Additional planning support for Travel Café’s client programs comes from Acclaim Meetings and TRAVELSAVERS (sister companies of Travel Market Report), both consortia of worldwide independent meeting planners and travel agencies.

A fast-growing business
“Meeting planning has grown substantially for us,” said Ruff, “In fact, it is one of the fastest growing areas of our business. The range we do is wide – from business meetings for corporate clients to incentive/reward trips for sales people. We also do meetings and events designed to encourage employee retention, and they are sometimes led by local radio personalities and other pied pipers.”

Meetings amount to about 20% of Travel Café’s revenue and the rest is split between corporate at 50% and leisure at 30%, she said.
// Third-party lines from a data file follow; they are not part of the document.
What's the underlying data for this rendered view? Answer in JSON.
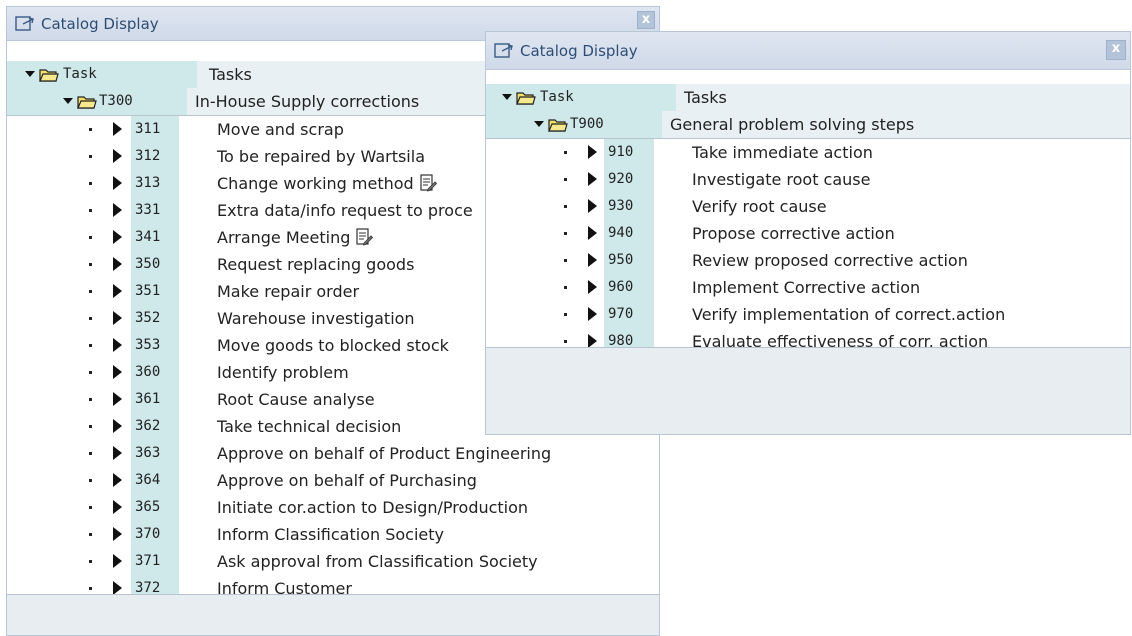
{
  "window1": {
    "title": "Catalog Display",
    "close_label": "x",
    "header": {
      "code": "Task",
      "text": "Tasks"
    },
    "group": {
      "code": "T300",
      "text": "In-House Supply corrections"
    },
    "items": [
      {
        "code": "311",
        "text": "Move and scrap",
        "icon": ""
      },
      {
        "code": "312",
        "text": "To be repaired by Wartsila",
        "icon": ""
      },
      {
        "code": "313",
        "text": "Change working method",
        "icon": "note-edit-icon"
      },
      {
        "code": "331",
        "text": "Extra data/info request to proce",
        "icon": ""
      },
      {
        "code": "341",
        "text": "Arrange Meeting",
        "icon": "note-edit-icon"
      },
      {
        "code": "350",
        "text": "Request replacing goods",
        "icon": ""
      },
      {
        "code": "351",
        "text": "Make repair order",
        "icon": ""
      },
      {
        "code": "352",
        "text": "Warehouse investigation",
        "icon": ""
      },
      {
        "code": "353",
        "text": "Move goods to blocked stock",
        "icon": ""
      },
      {
        "code": "360",
        "text": "Identify problem",
        "icon": ""
      },
      {
        "code": "361",
        "text": "Root Cause analyse",
        "icon": ""
      },
      {
        "code": "362",
        "text": "Take technical decision",
        "icon": ""
      },
      {
        "code": "363",
        "text": "Approve on behalf of Product Engineering",
        "icon": ""
      },
      {
        "code": "364",
        "text": "Approve on behalf of Purchasing",
        "icon": ""
      },
      {
        "code": "365",
        "text": "Initiate cor.action to Design/Production",
        "icon": ""
      },
      {
        "code": "370",
        "text": "Inform Classification Society",
        "icon": ""
      },
      {
        "code": "371",
        "text": "Ask approval from Classification Society",
        "icon": ""
      },
      {
        "code": "372",
        "text": "Inform Customer",
        "icon": ""
      }
    ]
  },
  "window2": {
    "title": "Catalog Display",
    "close_label": "x",
    "header": {
      "code": "Task",
      "text": "Tasks"
    },
    "group": {
      "code": "T900",
      "text": "General problem solving steps"
    },
    "items": [
      {
        "code": "910",
        "text": "Take immediate action"
      },
      {
        "code": "920",
        "text": "Investigate root cause"
      },
      {
        "code": "930",
        "text": "Verify root cause"
      },
      {
        "code": "940",
        "text": "Propose corrective action"
      },
      {
        "code": "950",
        "text": "Review proposed corrective action"
      },
      {
        "code": "960",
        "text": "Implement Corrective action"
      },
      {
        "code": "970",
        "text": "Verify implementation of correct.action"
      },
      {
        "code": "980",
        "text": "Evaluate effectiveness of corr. action"
      }
    ]
  },
  "colors": {
    "title_text": "#2f4d74",
    "code_column_bg": "#cfe9ea",
    "titlebar_bg": "#d6dfec",
    "footer_bg": "#e8edf2"
  }
}
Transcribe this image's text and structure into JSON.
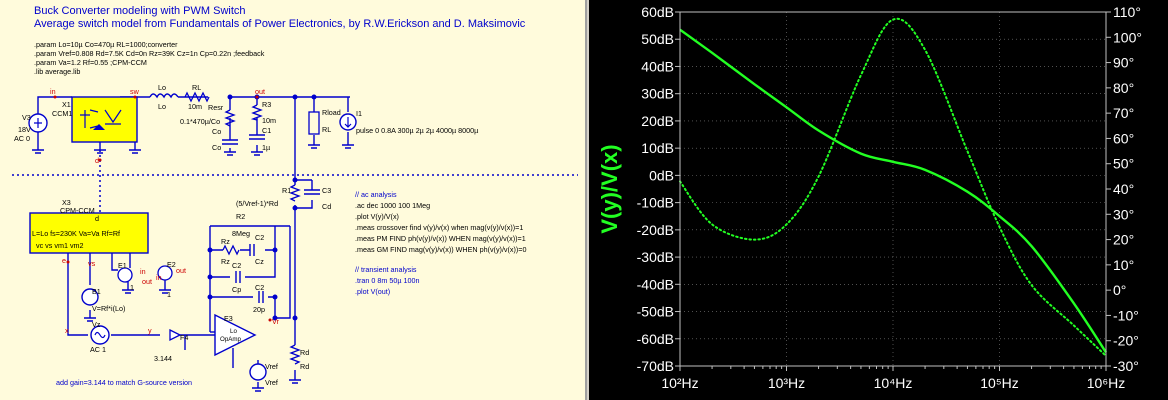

Meetings marketing to local businesses and existing corporate and leisure clients is ongoing, but Ruff said she doesn’t plans to change the agency’s revenue mix.

Meetings are not only profitable, they are also personally satisfying, Ruff said.

“Some of our best responses come from our meetings clients,” she said. “Meetings give us the opportunity to spend quality time with clients onsite. We take advantage of that time to build relationships, even while we are working to make sure everything comes off without a hitch.”

Detail-oriented work
Meeting planning is very time-consuming and detailed. A manager must be wary about the time spent on projects to ensure the agency is getting good return on investments, Ruff warns.  “We have had to become more efficient than we were when we first started,” she said.

Agents who are detail-oriented are best at planning meetings, she added. They are often involved in meetings planning from beginning to end, even to going onsite.

“Being hands-on makes us different from our larger competitors because they have large divisions for various functions and customers end up talking to several people. Our customers like it that we are so hands-on,” she explained.


Internal manager

An internal agency meetings manager handles air and hotel arrangements for groups. Ruff often accompanies a group and if it is as large as 50 people, she takes along an agent to Hawaii, Arizona, Seattle, and California where many Travel Café meetings programs occur.

As for getting people off tables and bars, Ruff said those interventions certainly require finesse.

“You must be able to read people, because you can overdo, baby them too much. Assign agents to people handling who have the patience. Some are good at managing the logistics and don’t like to interact with people. Others are great at interacting with people. Know the difference.”